Welcome to the weekend and the 2nd of two consecutive days of posts. Today we feature the 37th anniversary of one of my favorite bootlegs of all time, which I misposted a couple months back because of a date format error that made me think it was from July 9th and not Sept. 7th.
A friend and I were discussing these cats, and concluded that their music is as funky as white folks get. The Caucasian Funk Ceiling.
They emerged from Dusseldorf at the end of the 1960s, and by the mid 1970s had streamlined their already revolutionarily electronic leanings into something the world had never seen or heard before.
By the time of the 1981 tour we're featuring today, they had consolidated an influence over modern music that is almost unequaled for sheer sonic innovation, inspiring and permanently altering the creative conceptions of musicians from David Bowie to Afrika Bambaataa.
Pound for pound, they may have done more than any other single group of the last 50 years to shape the ongoing musical future.
Had they not happened, things would be very different, that's for sure. A lot less interesting, and a whole lot less danceable too.
The whole sound of Electro Funk and the whole trajectory of dance music since 1974 rest firmly in their vision and output.
And although there's no way they should be, they are one of the most astonishing bands to see in concert that have ever walked this Earth.
German for powerplant, they called themselves Kraftwerk and then proceeded, for decades, to live up to that industrious moniker.

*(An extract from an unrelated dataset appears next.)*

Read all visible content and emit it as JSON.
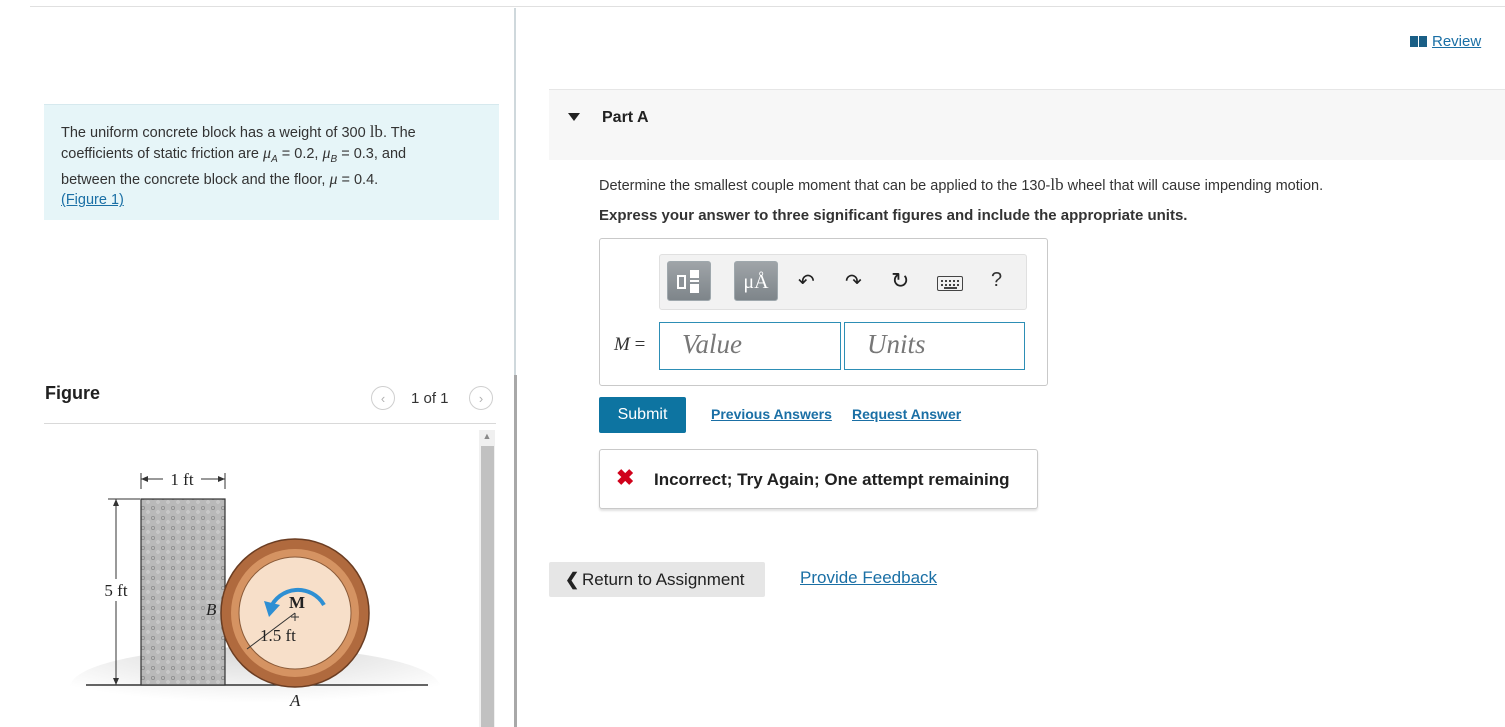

Which brings us to today's thing, itself merely 75 minutes that makes the case for what archival music is really all about.
This cracking set of Robot Funk was captured at the advent of the tour in support of their Computer World record, and may have been taped for a Japanese radio broadcast that never happened.
Thankfully this segment of the show was gorgeously captured from the mixing desk and released in 1992, in unauthorized form, as the legendary boot CD Virtu ex Machina.
Surely one of the essential, Desert Island Discs of the bootleg world, we present it here in slightly remastered & optimized form, that it might transmit the fullest extent of its power.
Kraftwerk
Nakano Sun Plaza
Tokyo, Japan
9.7.1981
01 Beethoven's 9th Symphony, 4th Movement (Wendy Carlos intro)
02 Numbers
03 Computerworld
04 Computer Love
05 Home Computer
06 Neon Lights
07 Autobahn
08 Showroom Dummies
09 Trans Europe Express
10 The Robots
11 It's More Fun to Compute
Total time: 1:14:36
Florian Schneider - synthesizers, electronics & vocals
Ralf Hütter - vocals, vocoder, synthesizers, keyboards, electronics & percussion
Wolfgang Flür - synthesizers, keyboards, electronics & percussion
Karl Bartos - electronic percussion
EN remaster of the classic, original 1992 soundboard-sourced bootleg CD "Virtu Ex Machina"
444 MB FLAC/September 2018 archive link
This is one of those ultra-classic boots where it needs just a little sweetening to be as indispensable and sonically stimulating as the artists' studio catalog, which in this case is merely among the most influential in recorded human history.
For its 37th birthday I broke it out and applied only a very slight Graphic Dynamic boost in Sound Forge 11, plus a two decibel increase in the main gain to get it to be closer to the Redbook.
Anyway like I said this is one of the 20 greatest boots ever made and if you don't download my sweetening of it you're missing out, and need to take a ride on the Trans Europe Express immediately. Did I mention it's more fun to compute? Enjoy, Robots!--J.